Bir sonraki ise uzay varlıklarının tokenleştirilmesidir. Ravichandran, "Bu çok büyük bir şey ve uzay varlıklarının sahiplenme ve inşa edilme şeklini bozabilir."

“C1 ülkesi görev maliyetinin %30’una katkıda bulunabilir ve uzay aracının %30’una sahip olabilir ve C2 ülkesi kalan %70’lik kısma katkıda bulunabilir” diye açıkladı. “Tabii ki de bu zaten gerçekleşiyor, birden fazla ülke bir göreve katkıda bulunuyor ancak blockchain bu işbirliği ve ortaklık mekanizmasının gelişmesini sağlayabilir."

3. Uzay kaynakları

Üçüncüsü ise uzay madenciliği bağlamında asteroitler ve ay gibi uzay kaynaklarının tokenleştirilmesidir.

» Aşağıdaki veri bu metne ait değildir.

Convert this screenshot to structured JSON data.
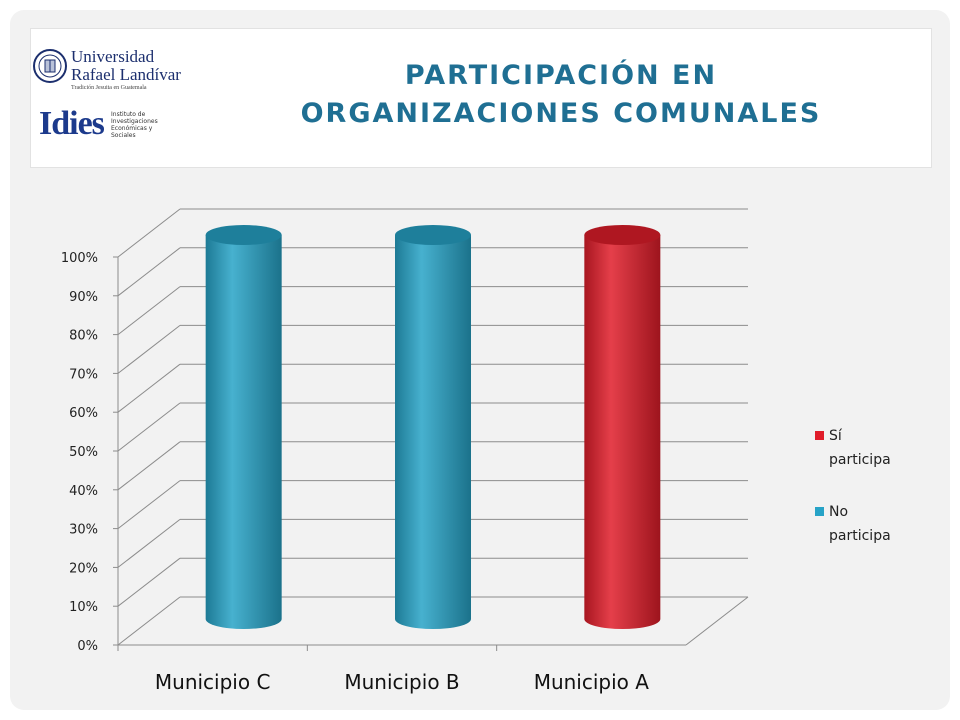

Ravichandran, "Planetary Resources‘in büyük bir blockchain şirketi olan ConsenSys tarafından satın alınmasıyla, bunun yakın bir zamanda gerçekleşmesini umuyorum" dedi. "Bununla birlikte, NASA’nın Artemis misyonuyla Ay’a olan ilgisi göz önüne alındığında, bu önümüzdeki birkaç yıl içinde hızlanabilir."

Devam eden işler

Blockchainin uzay endüstrisindeki varlığıyla ilgili her şey henüz çok erken safhada olsa da blockchaini benimseyen bir avuç uzay şirketi ve ajansı var.

Andrew James Murrell ESA’nın İş Uygulamaları ve Uzay Çözümleri programının (BASS) blockchainin uydu sistemleriyle bağlantılı olan kullanım durumlarını araştırdığını söyledi.

Buna ek olarak, ESA’nın ARTES Gelecek Hazırlık Programı “gelecekteki uydu sistemleri aracılığıyla en iyi şekilde sunulabilecek DTL kullanım örneklerini belirlemeye ve bunların uygulanması için en uygun sistem mimarisini tanımlamaya çalışıyor.”

Murrell ayrıca, 2018 yılında NASA’nın “Dayanıklı Ağ ve Hesaplama Paradigması (RNCP)” projesiyle Dr.Jin Wei Kocsis tarafından kazanılan, blockchain tabanlı bir uzay aracı sisteminin geliştirilmesi için 330.000 ABD doları tutarında bir hibe  verdiğini de kaydetti.”

Özel şirketlere gelince, Ravichandran “ilk blockchain tabanlı uydu, 2018’de SpaceChain tarafından uydu tabanlı bir blockchain sistemi kurmak için başlatıldı” dedi. Bu arada, ConsenSys Space uyduları izlemek için blockchain tabanlı bir veritabanı oluştururken, İsviçre merkezli Guardtime “siber güvenlik için halihazırda uzay tabanlı uygulamalarını genişletiyor.”

Başka bir deyişle, blockchainin uzay endüstrisindeki geleceği parlak görünüyor ve merkezsizleşme sayesinde daha verimli hale gelebilir.